Seidman, a proud man who made his fortune in the accounting business, wants to see the S&L; cleanup running smoothly before he leaves government service. He enjoys high respect in Congress and has been stubbornly independent of the Bush Administration.

He also serves as chairman of the Federal Deposit Insurance Corp., the guarantor of bank deposits. The Resolution Trust Corp. is an independent agency and he was confirmed by the Senate. The President can dismiss a Cabinet officer or other members of the executive branch, but he cannot fire the heads of independent agencies because of policy disagreements. They can only be fired for gross violations of federal laws or regulations.

The White House became particularly displeased after Seidman told the President in April that the bill for closing S&Ls; and paying off depositors was rising inexorably.

Current estimates offered by officials at the General Accounting Office and other experts range up to $500 billion during the next 30 years. Most of the money will pay for interest on bonds the government will sell to raise cash to pay off S&L; depositors. The ultimate cost will depend on the number of failing S&Ls; that are seized by the government and on the money the government recovers from selling the real estate holdings of these S&Ls--office; buildings, land, houses and apartments and other properties.

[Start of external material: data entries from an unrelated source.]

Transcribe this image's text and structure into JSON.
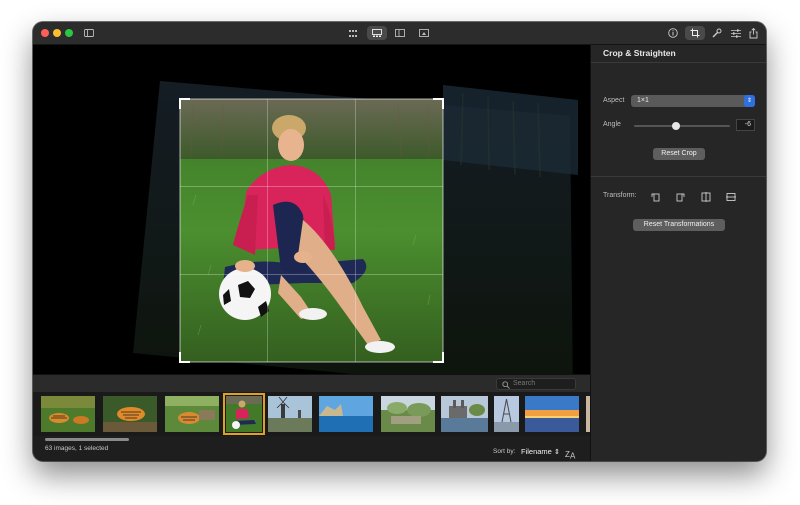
{
  "toolbar": {
    "icons": [
      "sidebar-icon",
      "grid-view-icon",
      "viewer-icon",
      "split-view-icon",
      "slideshow-icon",
      "info-icon",
      "crop-icon",
      "tools-icon",
      "adjust-icon",
      "share-icon"
    ]
  },
  "inspector": {
    "title": "Crop & Straighten",
    "aspect_label": "Aspect",
    "aspect_value": "1×1",
    "angle_label": "Angle",
    "angle_value": "-6",
    "angle_range": [
      -45,
      45
    ],
    "reset_crop_label": "Reset Crop",
    "transform_label": "Transform:",
    "transform_icons": [
      "rotate-left-icon",
      "rotate-right-icon",
      "flip-horizontal-icon",
      "flip-vertical-icon"
    ],
    "reset_transformations_label": "Reset Transformations"
  },
  "search": {
    "placeholder": "Search"
  },
  "status": {
    "text": "63 images, 1 selected"
  },
  "sort": {
    "label": "Sort by:",
    "value": "Filename",
    "order_icon": "sort-za-icon"
  },
  "colors": {
    "accent": "#2f6fe0",
    "selection": "#e0a020",
    "background": "#1e1e1e"
  }
}
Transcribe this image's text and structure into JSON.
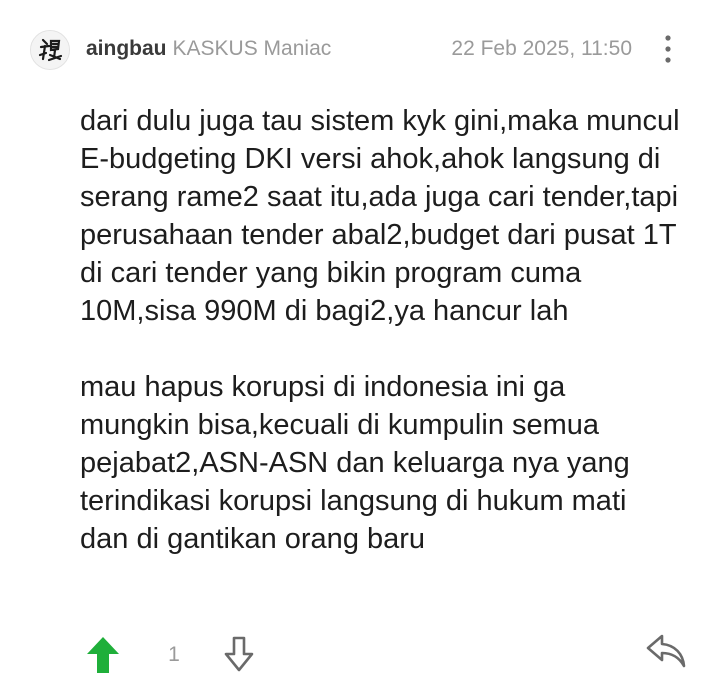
{
  "post": {
    "author": {
      "username": "aingbau",
      "rank": "KASKUS Maniac"
    },
    "timestamp": "22 Feb 2025, 11:50",
    "paragraphs": [
      "dari dulu juga tau sistem kyk gini,maka muncul E-budgeting DKI versi ahok,ahok langsung di serang rame2 saat itu,ada juga cari tender,tapi perusahaan tender abal2,budget dari pusat 1T di cari tender yang bikin program cuma 10M,sisa 990M di bagi2,ya hancur lah",
      "mau hapus korupsi di indonesia ini ga mungkin bisa,kecuali di kumpulin semua pejabat2,ASN-ASN dan keluarga nya yang terindikasi korupsi langsung di hukum mati dan di gantikan orang baru"
    ],
    "votes": {
      "count": "1"
    }
  },
  "icons": {
    "more": "more-vertical-icon",
    "upvote": "arrow-up-icon",
    "downvote": "arrow-down-icon",
    "reply": "reply-icon"
  },
  "colors": {
    "upvote_active": "#1faf3a",
    "muted_text": "#9a9a9a",
    "body_text": "#1d1d1d",
    "icon_gray": "#6a6a6a"
  }
}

The Bush Administration is conducting its own review of potential costs and seems unlikely to come up with numbers that are significantly more optimistic than the gloomy counts offered by the GAO and other experts. However, the White House and Treasury are miffed by Seidman because his frankness with both Congress and the press sometimes has been embarrassingly at odds with official Administration policy.

The pace of the thrift cleanup has been slow, but Seidman announced a major policy shift on March 21, promising an accelerated schedule to sell or close 350 S&Ls; by year’s end, 140 of them by the end of June.

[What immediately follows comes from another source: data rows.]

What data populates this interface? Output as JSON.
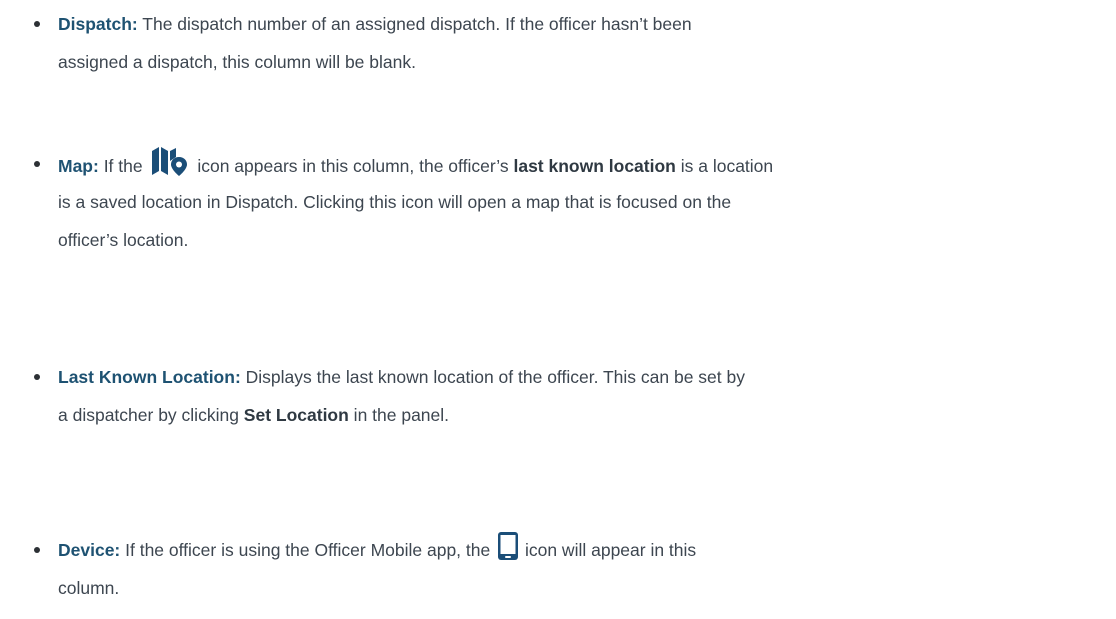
{
  "items": [
    {
      "term": "Dispatch:",
      "lines": [
        " The dispatch number of an assigned dispatch. If the officer hasn’t been",
        "assigned a dispatch, this column will be blank."
      ]
    },
    {
      "term": "Map:",
      "line1_a": " If the ",
      "line1_icon": "map-location-icon",
      "line1_b": " icon appears in this column, the officer’s ",
      "line1_bold": "last known location",
      "line1_c": " is a location",
      "line2": "is a saved location in Dispatch. Clicking this icon will open a map that is focused on the",
      "line3": "officer’s location."
    },
    {
      "term": "Last Known Location:",
      "line1": " Displays the last known location of the officer. This can be set by",
      "line2_a": "a dispatcher by clicking ",
      "line2_bold": "Set Location",
      "line2_b": " in the panel."
    },
    {
      "term": "Device:",
      "line1_a": " If the officer is using the Officer Mobile app, the ",
      "line1_icon": "mobile-phone-icon",
      "line1_b": " icon will appear in this",
      "line2": "column."
    }
  ],
  "colors": {
    "text": "#3d4650",
    "term": "#1e5272",
    "icon": "#1b4e78"
  }
}
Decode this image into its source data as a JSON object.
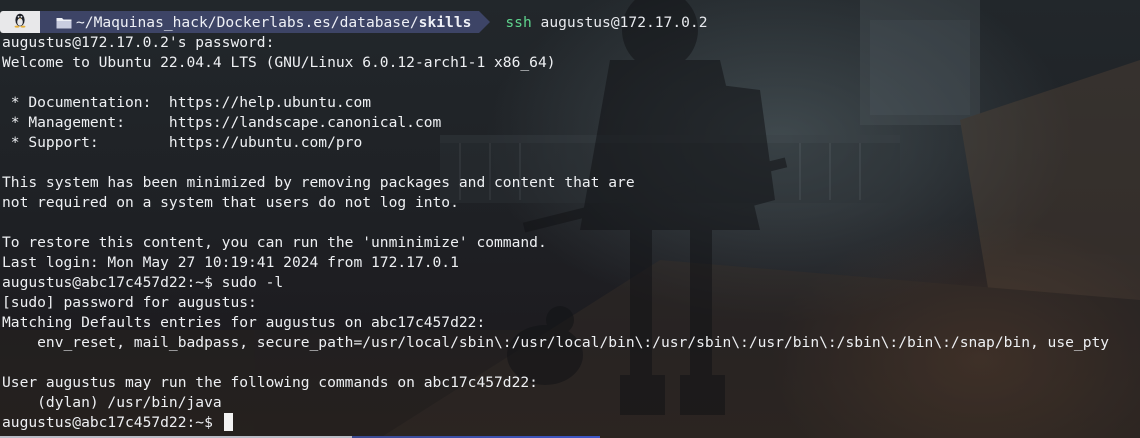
{
  "prompt": {
    "os_icon": "linux-tux-icon",
    "folder_icon": "folder-icon",
    "path_prefix": "~/Maquinas_hack/Dockerlabs.es/database/",
    "path_current": "skills",
    "command_name": "ssh",
    "command_args": "augustus@172.17.0.2"
  },
  "terminal": {
    "lines": [
      "augustus@172.17.0.2's password:",
      "Welcome to Ubuntu 22.04.4 LTS (GNU/Linux 6.0.12-arch1-1 x86_64)",
      "",
      " * Documentation:  https://help.ubuntu.com",
      " * Management:     https://landscape.canonical.com",
      " * Support:        https://ubuntu.com/pro",
      "",
      "This system has been minimized by removing packages and content that are",
      "not required on a system that users do not log into.",
      "",
      "To restore this content, you can run the 'unminimize' command.",
      "Last login: Mon May 27 10:19:41 2024 from 172.17.0.1",
      "augustus@abc17c457d22:~$ sudo -l",
      "[sudo] password for augustus:",
      "Matching Defaults entries for augustus on abc17c457d22:",
      "    env_reset, mail_badpass, secure_path=/usr/local/sbin\\:/usr/local/bin\\:/usr/sbin\\:/usr/bin\\:/sbin\\:/bin\\:/snap/bin, use_pty",
      "",
      "User augustus may run the following commands on abc17c457d22:",
      "    (dylan) /usr/bin/java"
    ],
    "current_prompt": "augustus@abc17c457d22:~$ "
  },
  "colors": {
    "background": "#1c1d24",
    "text": "#eef0f3",
    "os_segment": "#e8e8ea",
    "path_segment": "#3d4466",
    "ssh_command": "#5fd38d",
    "cursor": "#f2f2f2"
  }
}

His agency also plans the biggest one-time real estate auction in history later this year, when the government will try to sell $200 million worth of property from seized S&Ls;, including office buildings, shopping centers, condominiums and raw land.

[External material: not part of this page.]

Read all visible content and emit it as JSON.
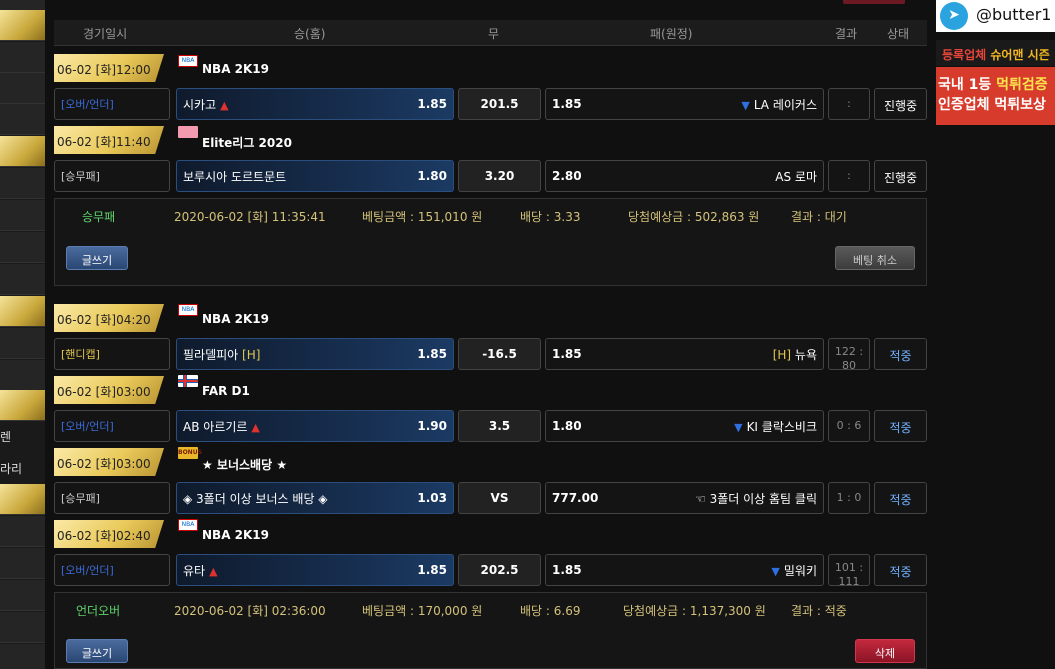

While the auction is of historic size, it represents only a tiny part of the government’s total inventory of real estate assets, which may reach $200 billion, depending on the final count of failed thrifts.

Seidman promised in his March announcement that he would close 52 of the weakest S&Ls; in Operation Clean Sweep and pay off depositors, whose accounts are insured by the federal government for as much as $100,000.

With these ambitious plans barely under way, Seidman has made it clear that he has no intention of departing suddenly and throwing the S&L; rescue into a new period of confusion and uncertainty.

“Seidman himself is the one who has said publicly that he intends to leave,” said White House spokesman Fitzwater. “And so I know there have been a lot of discussions about a replacement for him when the time comes.” In Washington, words like that are the equivalent of an invitation to depart immediately.

But Seidman wants to leave on his own schedule. His supporters in Congress agree. Two members of the House Banking, Finance and Urban Affairs Committee, Reps. Bruce F. Vento (D-Minn.) and Charles E. Schumer (D-N.Y.) quickly gathered 40 signatures on a letter to President Bush in support of Seidman. “I realize there are problems with the bailout but you do not solve it by shooting the messenger,” Vento said in an interview Tuesday.